Color difference makes a difference: four planet candidates around tau Ceti (1708.02051v1)

Abstract: The removal of noise typically correlated in time and wavelength is one of the main challenges for using the radial velocity method to detect Earth analogues. We analyze radial velocity data of tau Ceti and find robust evidence for wavelength dependent noise. We find this noise can be modeled by a combination of moving average models and "differential radial velocities". We apply this noise model to various radial velocity data sets for tau Ceti, and find four periodic signals at 20.0, 49.3, 160 and 642 d which we interpret as planets. We identify two new signals with orbital periods of 20.0 and 49.3 d while the other two previously suspected signals around 160 and 600 d are quantified to a higher precision. The 20.0 d candidate is independently detected in KECK data. All planets detected in this work have minimum masses less than 4$M_\oplus$ with the two long period ones located around the inner and outer edges of the habitable zone, respectively. We find that the instrumental noise gives rise to a precision limit of the HARPS around 0.2 m/s. We also find correlation between the HARPS data and the central moments of the spectral line profile at around 0.5 m/s level, although these central moments may contain both noise and signals. The signals detected in this work have semi-amplitudes as low as 0.3 m/s, demonstrating the ability of the radial velocity technique to detect relatively weak signals.

• The paper introduces an innovative noise model combining moving average methods with differential RVs to effectively isolate wavelength-dependent noise.
• The study detects four weak planetary signals, each with a mean semi-amplitude of 0.3 m/s and orbital periods of approximately 20, 49, 160, and 600 days.
• The results highlight the potential of advanced noise modeling techniques to enhance radial velocity analyses and improve Earth-like exoplanet detection.

A Comprehensive Analysis: Detecting Planetary Candidates Around ✰ Ceti Through Enhanced Noise Modeling

This paper presents an intricate analysis of radial velocity (RV) data to identify potential planetary candidates orbiting ✰ Ceti, a Sun-like star. The investigation employs an advanced noise model that transcends traditional RV analysis by incorporating time and wavelength-dependent noise, notably enhancing the precision of detected signals. Focus is placed on identifying and distinguishing between genuine Keplerian signals and those generated or distorted by noise.

Radial Velocity Data: Challenges and Significance

Detecting Earth-analog exoplanets through the RV method is often hindered by noise that correlatively fluctuates with time and wavelength. While extreme precision spectrographs have improved, achieving the necessary precision to detect Earth-like planets remains elusive, especially when instrumental and stellar noise contaminate the RV measurements. The paper addresses these issues by leveraging a new type of noise model, differentiating from standard practice in RV analyses.

Innovative Noise Modeling Approach

The authors propose a novel strategy by integrating moving average models with "differential RVs," which hinge on wavelength variations across different spectral orders. This integration aims to isolate and remove wavelength-dependent noise, effectively untangling planetary signals from the noise that averages over these spectra often fail to eliminate. By comparing various noise models within a Bayesian framework, they ascertain the effectiveness of their model in reducing false positives and improving signal detection fidelity.
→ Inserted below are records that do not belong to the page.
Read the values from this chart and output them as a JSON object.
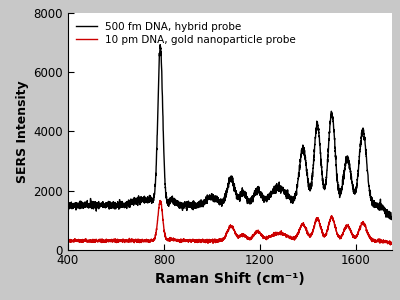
{
  "xlabel": "Raman Shift (cm⁻¹)",
  "ylabel": "SERS Intensity",
  "xlim": [
    400,
    1750
  ],
  "ylim": [
    0,
    8000
  ],
  "yticks": [
    0,
    2000,
    4000,
    6000,
    8000
  ],
  "xticks": [
    400,
    800,
    1200,
    1600
  ],
  "legend1": "500 fm DNA, hybrid probe",
  "legend2": "10 pm DNA, gold nanoparticle probe",
  "black_color": "#000000",
  "red_color": "#cc0000",
  "outer_bg": "#c8c8c8",
  "plot_bg": "#ffffff",
  "linewidth": 1.0
}
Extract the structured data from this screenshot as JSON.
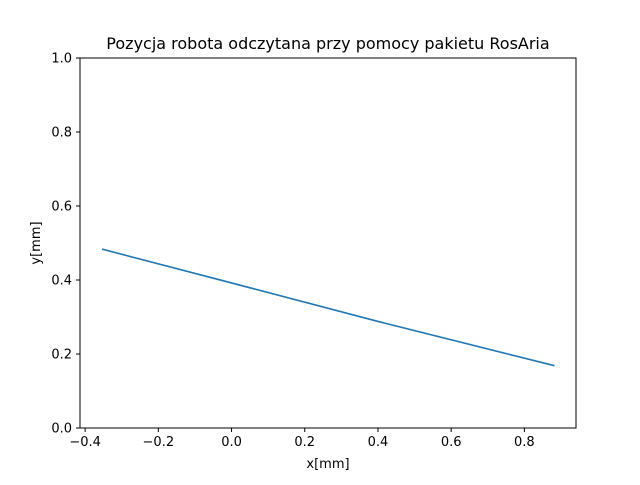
{
  "chart_data": {
    "type": "line",
    "title": "Pozycja robota odczytana przy pomocy pakietu RosAria",
    "xlabel": "x[mm]",
    "ylabel": "y[mm]",
    "xlim": [
      -0.414,
      0.941
    ],
    "ylim": [
      0.0,
      1.0
    ],
    "xticks": [
      -0.4,
      -0.2,
      0.0,
      0.2,
      0.4,
      0.6,
      0.8
    ],
    "xtick_labels": [
      "−0.4",
      "−0.2",
      "0.0",
      "0.2",
      "0.4",
      "0.6",
      "0.8"
    ],
    "yticks": [
      0.0,
      0.2,
      0.4,
      0.6,
      0.8,
      1.0
    ],
    "ytick_labels": [
      "0.0",
      "0.2",
      "0.4",
      "0.6",
      "0.8",
      "1.0"
    ],
    "grid": false,
    "series": [
      {
        "color": "#1f77b4",
        "x": [
          -0.352,
          0.0,
          0.4,
          0.88
        ],
        "y": [
          0.483,
          0.392,
          0.288,
          0.169
        ]
      }
    ]
  }
}
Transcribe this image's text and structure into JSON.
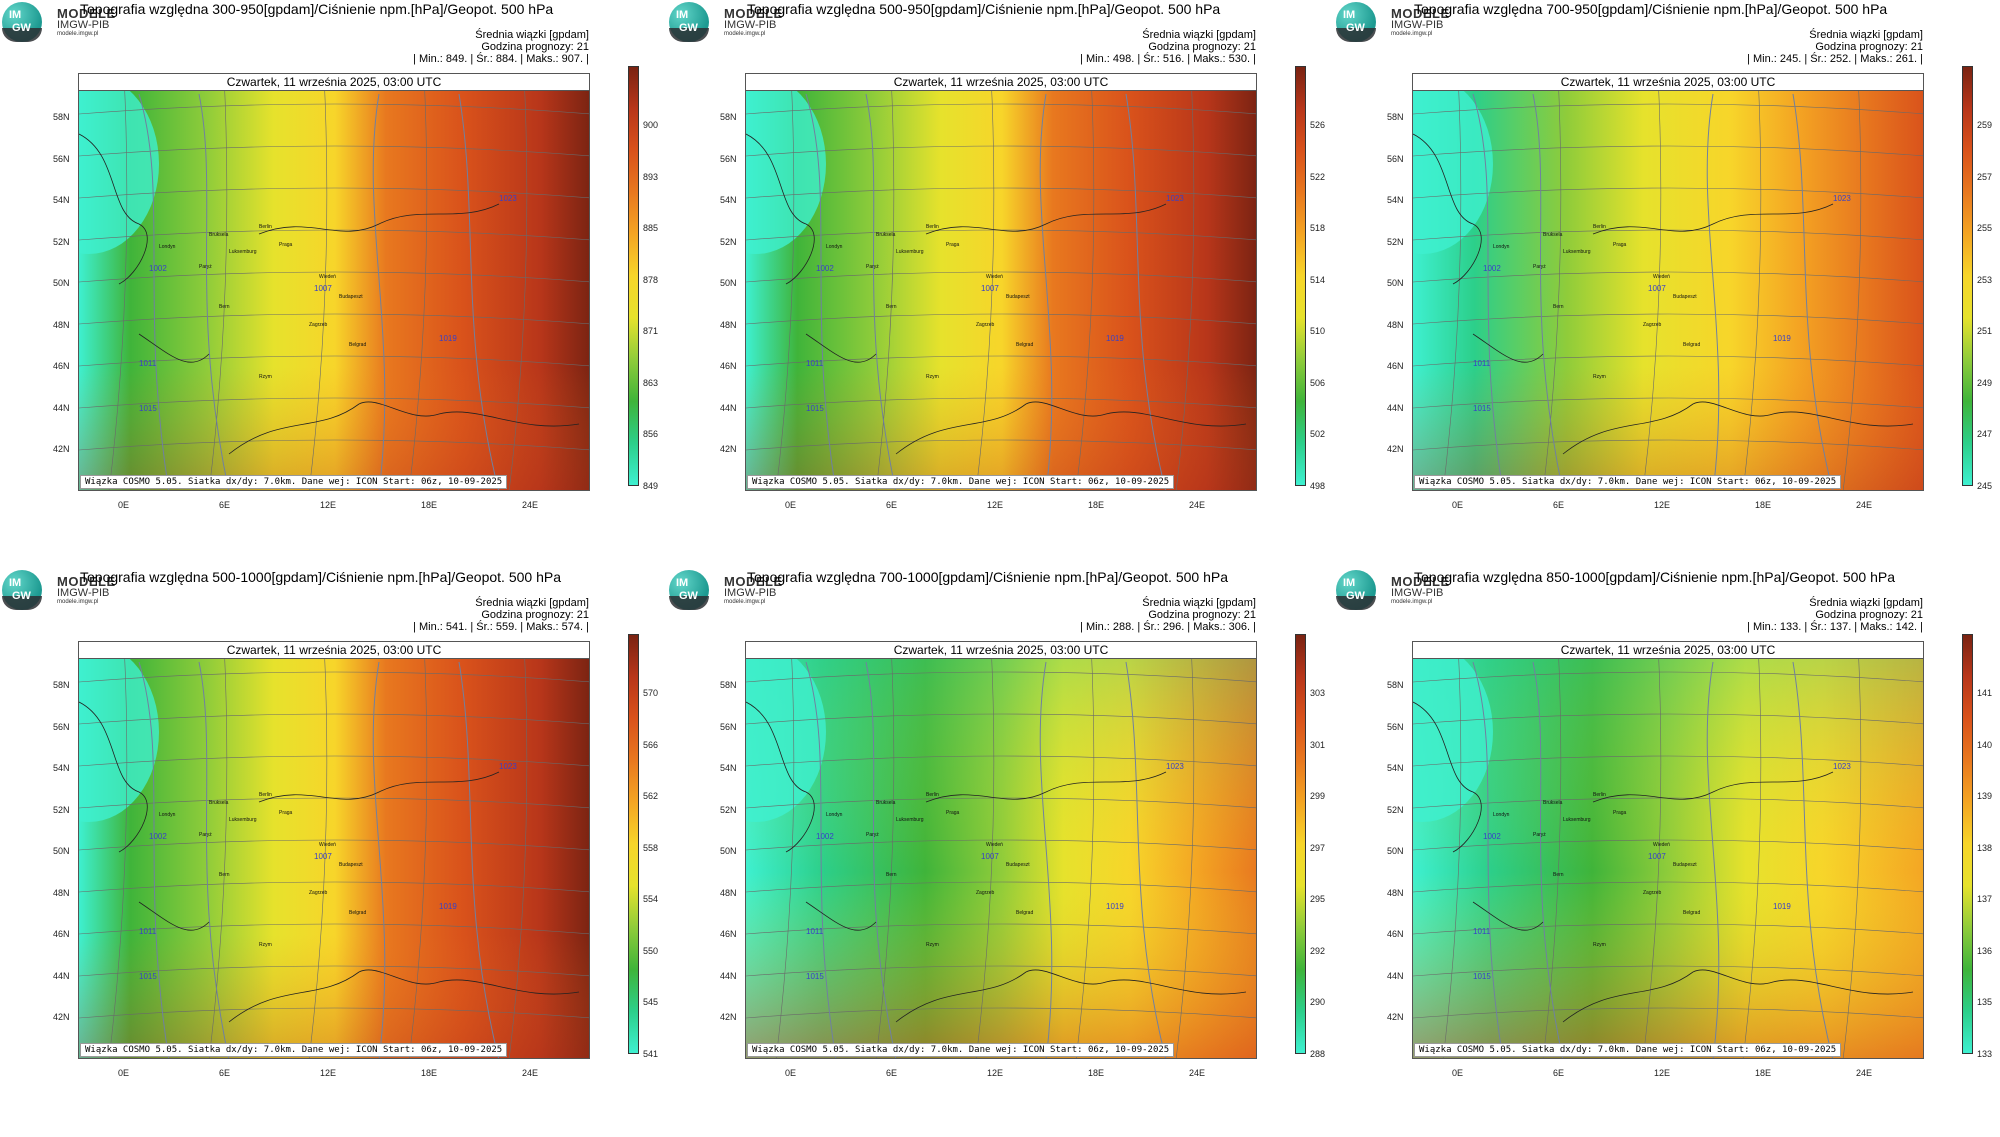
{
  "date_label": "Czwartek, 11 września 2025, 03:00 UTC",
  "meta_line1": "Średnia wiązki [gpdam]",
  "meta_line2": "Godzina prognozy: 21",
  "footer": "Wiązka COSMO 5.05. Siatka dx/dy: 7.0km. Dane wej: ICON Start: 06z, 10-09-2025",
  "logo": {
    "modele": "MODELE",
    "imgw": "IMGW-PIB",
    "site": "modele.imgw.pl",
    "im": "IM",
    "gw": "GW"
  },
  "lat_labels": [
    "58N",
    "56N",
    "54N",
    "52N",
    "50N",
    "48N",
    "46N",
    "44N",
    "42N"
  ],
  "lon_labels": [
    "0E",
    "6E",
    "12E",
    "18E",
    "24E"
  ],
  "cities": [
    "Londyn",
    "Bruksela",
    "Paryż",
    "Luksemburg",
    "Berlin",
    "Praga",
    "Wiedeń",
    "Budapeszt",
    "Zagrzeb",
    "Belgrad",
    "Rzym",
    "Bern"
  ],
  "isobar_labels": [
    "1007",
    "1011",
    "1015",
    "1002",
    "1019",
    "1023"
  ],
  "colors": {
    "field": [
      "#3ef0d0",
      "#2ccf8a",
      "#3fb43a",
      "#8fcc3a",
      "#e6e22c",
      "#f7d52a",
      "#f4a523",
      "#e8781f",
      "#d9521b",
      "#b8361a",
      "#7a2312"
    ]
  },
  "panels": [
    {
      "title": "Topografia względna 300-950[gpdam]/Ciśnienie npm.[hPa]/Geopot. 500 hPa",
      "stats": "| Min.:    849. | Śr.:    884. | Maks.:    907. |",
      "ticks": [
        "900",
        "893",
        "885",
        "878",
        "871",
        "863",
        "856",
        "849"
      ],
      "pattern": "warmeast"
    },
    {
      "title": "Topografia względna 500-950[gpdam]/Ciśnienie npm.[hPa]/Geopot. 500 hPa",
      "stats": "| Min.:    498. | Śr.:    516. | Maks.:    530. |",
      "ticks": [
        "526",
        "522",
        "518",
        "514",
        "510",
        "506",
        "502",
        "498"
      ],
      "pattern": "warmeast"
    },
    {
      "title": "Topografia względna 700-950[gpdam]/Ciśnienie npm.[hPa]/Geopot. 500 hPa",
      "stats": "| Min.:    245. | Śr.:    252. | Maks.:    261. |",
      "ticks": [
        "259",
        "257",
        "255",
        "253",
        "251",
        "249",
        "247",
        "245"
      ],
      "pattern": "yelloweast"
    },
    {
      "title": "Topografia względna 500-1000[gpdam]/Ciśnienie npm.[hPa]/Geopot. 500 hPa",
      "stats": "| Min.:    541. | Śr.:    559. | Maks.:    574. |",
      "ticks": [
        "570",
        "566",
        "562",
        "558",
        "554",
        "550",
        "545",
        "541"
      ],
      "pattern": "warmeast"
    },
    {
      "title": "Topografia względna 700-1000[gpdam]/Ciśnienie npm.[hPa]/Geopot. 500 hPa",
      "stats": "| Min.:    288. | Śr.:    296. | Maks.:    306. |",
      "ticks": [
        "303",
        "301",
        "299",
        "297",
        "295",
        "292",
        "290",
        "288"
      ],
      "pattern": "greennorth"
    },
    {
      "title": "Topografia względna 850-1000[gpdam]/Ciśnienie npm.[hPa]/Geopot. 500 hPa",
      "stats": "| Min.:    133. | Śr.:    137. | Maks.:    142. |",
      "ticks": [
        "141",
        "140",
        "139",
        "138",
        "137",
        "136",
        "135",
        "133"
      ],
      "pattern": "greenall"
    }
  ]
}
Detecting Planetary Candidates

The paper reveals the presence of four distinct signals with periodicities of approximately 20, 49, 160, and 600 days, suggesting these are potential planets. The confirmation of the 600-day signal over its 1000-day alias supports its planetary origin due to lower associated eccentricity. These signals emerge with mean semi-amplitudes around 0.3 m/s, indicative of their weak nature and underscoring the capabilities of the RV method when coupled with advanced noise modeling.

Theoretical and Practical Implications

This work proposes that adopting differential RVs could significantly bolster the fidelity of RV measurements in discerning genuine planetary signals. Stellar activity's wavelength dependency, unveiled by power variations across differential RVs, poses a new dimension for assessing activity influences on RV data. The method offers a roadmap for reanalyzing previously detected sub-m/s planet candidates and highlights the necessity for adopting comprehensive noise models in future observations.

Future Prospects and Research Directions

The conclusions drawn from ✰ Ceti's RV data not only elucidate the potential exoplanetary system surrounding this star but also serve a broader directive for upcoming exoplanet exploration endeavors. As high-precision spectrograph technology advances, the methodological framework laid out within this paper could play a pivotal role in the detection of Earth analogs. Future research should aim at extending these noise modeling techniques to other stars, offering insights into stellar variability and instrumental biases that influence RV data precision.

Conclusion

The paper proposes significant advancements in RV analysis methodologies, notably through the introduction of differential RVs to address wavelength-dependent noise. The enhanced modeling approach substantially improves the capability of detecting weak planetary signals around ✰ Ceti, offering a robust methodology that could have far-reaching impacts on RV-based exoplanet detection, specifically concerning the search for Earth-like planets. Such strategic methodological shifts indicate promising new directions in astrophysical research and planetary exploration.